Individuals are “locked into a fossil fuel energy system,” Jacquet said. But “food is not like that,” she added. “You really do have a lot of flexibility in your diet, and you make those decisions three times a day. … These are really dynamic decision spaces, and that’s a threat” to the meat industry.

To state the obvious, individual dietary change alone is insufficient to reform the cruel, polluting factory farm system. But it is a start. To pass even modest regulatory reforms, policymakers will first need to see public support, and one way the public can show it is by eating less meat.

Not only is it considered one of, if not the most effective individual actions to reduce carbon footprints, but dietary change also has cascading positive effects. Animal agriculture is arguably the leading source of US water pollution, a major air polluter, and far and away the main cause of animal suffering — around 25 land animals are factory-farmed each year to sustain the average American’s diet.
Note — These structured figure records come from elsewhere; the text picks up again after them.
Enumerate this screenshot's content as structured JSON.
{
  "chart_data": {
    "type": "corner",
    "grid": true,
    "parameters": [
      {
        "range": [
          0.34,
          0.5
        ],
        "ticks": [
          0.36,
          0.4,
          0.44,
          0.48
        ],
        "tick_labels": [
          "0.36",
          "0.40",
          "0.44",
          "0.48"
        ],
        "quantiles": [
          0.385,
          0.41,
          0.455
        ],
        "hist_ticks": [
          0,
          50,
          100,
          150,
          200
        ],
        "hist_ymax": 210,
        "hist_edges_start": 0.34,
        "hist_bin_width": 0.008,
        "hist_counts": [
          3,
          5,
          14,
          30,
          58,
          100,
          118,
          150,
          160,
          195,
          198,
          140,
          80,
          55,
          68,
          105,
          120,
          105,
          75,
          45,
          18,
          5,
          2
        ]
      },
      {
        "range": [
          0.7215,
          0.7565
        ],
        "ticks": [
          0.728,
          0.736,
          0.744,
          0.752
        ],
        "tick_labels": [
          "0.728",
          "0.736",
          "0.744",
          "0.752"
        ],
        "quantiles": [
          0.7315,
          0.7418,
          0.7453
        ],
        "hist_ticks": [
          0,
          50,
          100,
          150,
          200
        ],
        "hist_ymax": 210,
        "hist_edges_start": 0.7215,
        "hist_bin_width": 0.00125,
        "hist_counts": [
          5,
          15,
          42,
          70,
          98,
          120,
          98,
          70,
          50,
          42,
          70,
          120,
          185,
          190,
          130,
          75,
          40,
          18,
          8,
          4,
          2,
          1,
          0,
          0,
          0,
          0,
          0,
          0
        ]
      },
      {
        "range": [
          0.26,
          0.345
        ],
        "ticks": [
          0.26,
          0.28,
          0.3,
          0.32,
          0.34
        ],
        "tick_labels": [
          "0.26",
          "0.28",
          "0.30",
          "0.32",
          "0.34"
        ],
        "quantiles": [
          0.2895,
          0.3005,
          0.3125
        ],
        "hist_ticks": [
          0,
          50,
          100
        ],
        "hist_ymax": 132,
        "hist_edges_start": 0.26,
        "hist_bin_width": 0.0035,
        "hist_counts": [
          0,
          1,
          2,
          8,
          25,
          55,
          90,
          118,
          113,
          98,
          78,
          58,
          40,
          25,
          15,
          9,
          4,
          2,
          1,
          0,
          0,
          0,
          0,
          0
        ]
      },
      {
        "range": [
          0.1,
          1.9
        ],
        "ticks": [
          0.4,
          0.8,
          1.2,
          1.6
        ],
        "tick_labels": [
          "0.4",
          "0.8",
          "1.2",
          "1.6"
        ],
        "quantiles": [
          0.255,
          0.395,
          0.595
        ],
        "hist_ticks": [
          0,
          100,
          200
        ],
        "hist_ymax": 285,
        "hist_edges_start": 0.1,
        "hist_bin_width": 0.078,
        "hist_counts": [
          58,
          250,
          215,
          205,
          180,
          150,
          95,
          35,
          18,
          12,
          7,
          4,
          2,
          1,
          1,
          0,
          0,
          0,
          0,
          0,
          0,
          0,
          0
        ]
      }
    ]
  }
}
According to agricultural economists Jayson Lusk and F. Bailey Norwood, eating less meat, milk, and eggs does affect how many animals are raised for food. It’s not on a 1:1 basis, but if more people reduce their animal consumption, they’d collectively send a signal to the industry to raise fewer animals.

“It may be hard to see the consequences of our decisions,” the two wrote in their 2011 book Compassion, by the Pound: The Economics of Farm Animal Welfare, “but let there be no doubt, each purchase decision matters.”